Simply put though, in a proper client-server database, such as SQL Server, Oracle, MySql, Postgres etc, the sql will always be executed in the database. There is no alternative to that. Security models prevent any access to the data other than through the database management system(dbms).

The exceptions are the “toy” desktop databases such as MS Access. Queries in Access run on your local PC as there is no centralised Access database system. The data itself is just stored in one big .mdb (or similar extension) file and is one of the reasons why it performs so poorly across networks and in a multi-user environment, where essentially every user is dragging this data file across the network so that their local software can process it. That’s not the case with a client-server database. Requests are made of the server in the form of SQL. The server processes that request, and returns the data. There is no ability to connect directly to “data files” so there simply is no other way for KNIME or any other tool to get to the data directly.

2 Likes

So @takbb, Can I call this situtation as “push-back” or “push-down”?

Best,

Hi @KKERROXXX , I’m guessing that depends on your definition of those terms :wink:

In terms of “SQL Pushback”, which my understanding from an IBM reference to this term, relates to “pushing the SQL back to the server so that it executes there”, I believe that what they mean by that is instead of streaming your data and then manipulating it locally, you get the dbms to manipulate it by sending more detailed requirement in the form of sql to the dbms.

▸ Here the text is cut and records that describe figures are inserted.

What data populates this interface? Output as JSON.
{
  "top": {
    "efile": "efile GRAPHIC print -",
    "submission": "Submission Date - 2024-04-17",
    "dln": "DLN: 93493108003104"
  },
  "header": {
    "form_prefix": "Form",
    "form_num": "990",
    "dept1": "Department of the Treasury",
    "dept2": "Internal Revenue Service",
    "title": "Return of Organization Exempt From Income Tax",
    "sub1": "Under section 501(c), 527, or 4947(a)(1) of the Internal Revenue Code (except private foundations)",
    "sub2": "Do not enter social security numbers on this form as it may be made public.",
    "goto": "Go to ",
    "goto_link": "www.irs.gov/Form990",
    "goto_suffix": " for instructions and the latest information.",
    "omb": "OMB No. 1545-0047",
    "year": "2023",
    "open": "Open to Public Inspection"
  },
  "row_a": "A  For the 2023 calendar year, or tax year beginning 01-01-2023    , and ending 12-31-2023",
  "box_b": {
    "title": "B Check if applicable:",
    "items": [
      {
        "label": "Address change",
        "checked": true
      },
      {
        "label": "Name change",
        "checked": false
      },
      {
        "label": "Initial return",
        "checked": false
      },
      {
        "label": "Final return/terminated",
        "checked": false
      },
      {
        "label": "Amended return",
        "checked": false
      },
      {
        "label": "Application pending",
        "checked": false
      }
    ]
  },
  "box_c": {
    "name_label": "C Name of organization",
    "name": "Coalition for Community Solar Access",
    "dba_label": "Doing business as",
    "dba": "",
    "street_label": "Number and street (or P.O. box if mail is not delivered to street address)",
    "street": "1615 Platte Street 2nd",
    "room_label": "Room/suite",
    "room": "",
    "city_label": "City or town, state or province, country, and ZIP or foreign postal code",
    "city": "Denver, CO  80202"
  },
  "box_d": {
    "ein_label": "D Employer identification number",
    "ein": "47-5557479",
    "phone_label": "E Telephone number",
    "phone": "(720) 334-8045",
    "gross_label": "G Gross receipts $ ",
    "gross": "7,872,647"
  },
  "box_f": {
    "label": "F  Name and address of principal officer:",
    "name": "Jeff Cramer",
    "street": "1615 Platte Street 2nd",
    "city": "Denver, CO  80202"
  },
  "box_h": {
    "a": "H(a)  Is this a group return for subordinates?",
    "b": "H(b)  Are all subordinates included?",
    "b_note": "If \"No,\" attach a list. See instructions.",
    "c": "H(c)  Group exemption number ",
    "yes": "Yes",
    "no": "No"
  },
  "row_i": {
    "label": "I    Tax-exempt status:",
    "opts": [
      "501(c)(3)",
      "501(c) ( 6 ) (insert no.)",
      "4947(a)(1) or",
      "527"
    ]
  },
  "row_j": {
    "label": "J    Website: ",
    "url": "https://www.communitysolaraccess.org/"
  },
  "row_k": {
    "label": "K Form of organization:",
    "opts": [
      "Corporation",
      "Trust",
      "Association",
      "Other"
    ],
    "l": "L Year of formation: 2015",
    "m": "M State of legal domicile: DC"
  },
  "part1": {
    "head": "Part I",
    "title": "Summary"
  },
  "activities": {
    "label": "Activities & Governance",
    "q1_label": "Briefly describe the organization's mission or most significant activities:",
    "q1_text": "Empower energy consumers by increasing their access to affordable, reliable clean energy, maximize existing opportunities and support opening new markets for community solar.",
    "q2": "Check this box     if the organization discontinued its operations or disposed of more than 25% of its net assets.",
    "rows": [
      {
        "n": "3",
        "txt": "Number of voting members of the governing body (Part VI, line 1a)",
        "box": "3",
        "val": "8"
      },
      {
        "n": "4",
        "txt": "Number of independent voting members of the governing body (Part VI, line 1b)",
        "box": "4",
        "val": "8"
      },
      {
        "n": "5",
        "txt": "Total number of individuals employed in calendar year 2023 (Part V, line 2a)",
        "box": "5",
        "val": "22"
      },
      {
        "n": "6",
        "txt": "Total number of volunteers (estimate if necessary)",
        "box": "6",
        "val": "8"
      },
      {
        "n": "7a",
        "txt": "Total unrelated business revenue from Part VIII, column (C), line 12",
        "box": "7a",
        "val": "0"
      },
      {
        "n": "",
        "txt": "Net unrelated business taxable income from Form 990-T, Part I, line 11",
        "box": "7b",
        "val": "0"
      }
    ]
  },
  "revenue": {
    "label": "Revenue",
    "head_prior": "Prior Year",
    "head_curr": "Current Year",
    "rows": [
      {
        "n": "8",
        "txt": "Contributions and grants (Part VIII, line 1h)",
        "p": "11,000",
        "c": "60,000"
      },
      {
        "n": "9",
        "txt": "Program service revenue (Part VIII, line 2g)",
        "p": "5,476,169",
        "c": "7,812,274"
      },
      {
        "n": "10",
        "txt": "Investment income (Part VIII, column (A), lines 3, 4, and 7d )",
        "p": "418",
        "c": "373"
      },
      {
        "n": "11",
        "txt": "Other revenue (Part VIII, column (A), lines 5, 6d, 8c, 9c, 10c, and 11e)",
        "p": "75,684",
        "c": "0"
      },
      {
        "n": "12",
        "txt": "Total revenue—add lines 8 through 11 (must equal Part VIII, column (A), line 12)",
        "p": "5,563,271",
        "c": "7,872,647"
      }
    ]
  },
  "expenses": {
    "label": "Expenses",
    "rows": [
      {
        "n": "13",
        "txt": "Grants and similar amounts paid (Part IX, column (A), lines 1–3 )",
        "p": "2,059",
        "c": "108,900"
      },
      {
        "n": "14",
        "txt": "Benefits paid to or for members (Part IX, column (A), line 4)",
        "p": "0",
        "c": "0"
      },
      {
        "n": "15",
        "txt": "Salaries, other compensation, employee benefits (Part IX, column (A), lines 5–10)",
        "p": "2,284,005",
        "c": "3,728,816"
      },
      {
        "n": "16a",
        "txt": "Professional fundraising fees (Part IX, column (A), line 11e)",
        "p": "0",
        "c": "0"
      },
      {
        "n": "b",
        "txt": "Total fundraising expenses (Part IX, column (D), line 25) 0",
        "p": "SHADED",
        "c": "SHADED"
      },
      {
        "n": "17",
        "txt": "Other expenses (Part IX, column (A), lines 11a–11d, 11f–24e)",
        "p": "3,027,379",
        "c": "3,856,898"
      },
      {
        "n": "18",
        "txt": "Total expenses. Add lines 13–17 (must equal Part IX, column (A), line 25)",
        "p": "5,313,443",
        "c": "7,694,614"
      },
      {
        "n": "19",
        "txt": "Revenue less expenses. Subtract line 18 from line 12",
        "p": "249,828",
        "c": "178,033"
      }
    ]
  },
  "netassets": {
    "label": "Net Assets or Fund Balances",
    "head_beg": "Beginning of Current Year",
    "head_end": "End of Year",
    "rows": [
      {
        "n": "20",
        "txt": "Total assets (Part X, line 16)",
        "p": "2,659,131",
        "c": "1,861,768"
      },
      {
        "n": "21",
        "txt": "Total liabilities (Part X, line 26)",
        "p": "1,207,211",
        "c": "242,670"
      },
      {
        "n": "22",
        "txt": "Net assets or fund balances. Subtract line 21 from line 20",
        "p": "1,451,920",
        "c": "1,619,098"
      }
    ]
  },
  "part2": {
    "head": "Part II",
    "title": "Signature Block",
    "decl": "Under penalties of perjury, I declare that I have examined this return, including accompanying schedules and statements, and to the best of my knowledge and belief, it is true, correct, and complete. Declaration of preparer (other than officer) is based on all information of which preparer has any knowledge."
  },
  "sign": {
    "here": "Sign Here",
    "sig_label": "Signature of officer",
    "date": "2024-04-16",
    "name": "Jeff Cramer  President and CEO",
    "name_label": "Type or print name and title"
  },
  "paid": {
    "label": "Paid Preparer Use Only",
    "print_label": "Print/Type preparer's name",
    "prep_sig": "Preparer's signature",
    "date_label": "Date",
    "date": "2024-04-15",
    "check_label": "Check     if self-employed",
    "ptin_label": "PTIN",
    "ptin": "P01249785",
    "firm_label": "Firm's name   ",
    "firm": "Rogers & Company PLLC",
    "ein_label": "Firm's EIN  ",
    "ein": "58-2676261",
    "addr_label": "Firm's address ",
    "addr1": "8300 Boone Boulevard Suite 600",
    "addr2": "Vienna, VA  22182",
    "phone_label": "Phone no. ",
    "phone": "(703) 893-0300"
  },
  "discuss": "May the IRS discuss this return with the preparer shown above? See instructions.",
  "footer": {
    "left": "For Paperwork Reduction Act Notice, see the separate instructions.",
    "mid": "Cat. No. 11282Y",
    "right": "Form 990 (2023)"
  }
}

So, say you had a table of customers and their orders.

A simple options, which are applicable to KNIME is use two DB Query Reader nodes: One is “select * from customer” and the other is “select * from cust_orders”. KNIME could then do the local merging and manipulation of that data, and if the dataset where very large, it wouldn’t be that efficient. The individual SQL statements have still been executed by the DBMS, but the joining of the data has occurred locally.

The alternatives are to hand-craft the complete SQL query that joins the two tables…

select cust.cust_id, cust.name, cust.address , ord.order_number, ord.order_date... etc from customer cust join cust_order ord on ord.cust_id=cust.cust_id

… something like that…

or you use the DB Table Selector nodes to each read the individual tables, and a DB Joiner, telling it what columns to join on and then it constructs the SQL that performs the join and sends that back to the DBMS as a sql statement to be executed.

This “pushing the join” and other data manipulations back to the database for efficiency purposes is I suspect what is meant by “push back”. Looking up a definition for “Push Down” I found very similar references to “Push Back”, that looks to me like they are synonymous. I couldn’t tell you if there is a difference between them.

Maybe share your definitions and we can put it to the vote :wink:
Based on the above, whether the situation is “push-back” or not, I would say depends on the situation.

Is the heavy-lifting work being done locally (if you are getting KNIME to join your two datasets that have been separately extracted from the database), or is it being remotely (you tell the dbms to join the datasets on your behalf and have it delivered to you as a single data set already joined)? And that all depends on which nodes you use, and what you ask of them.

1 Like

One thing to keep in mind is that one can combine the KNIME DB nodes with ease and make quite complicated statements that are syntactically correct; but they still will have to be executed on the database. In case of powerful ORACLE machines you might benefit from a query optimiser that would spot that the WHERE condition you put in the last statement actually can be done in the first place, but other databases namely Big Data system (yes you Cloudera) do not have this option or only have it in an infant status so you might have to do some optimisation yourself and might have to think about creating intermediate tables and use early WHERE conditions to just access the data you really need.

Especially large joins over several tables and columns can be very costly and might need some planning and care.

2 Likes

This topic was automatically closed 7 days after the last reply. New replies are no longer allowed.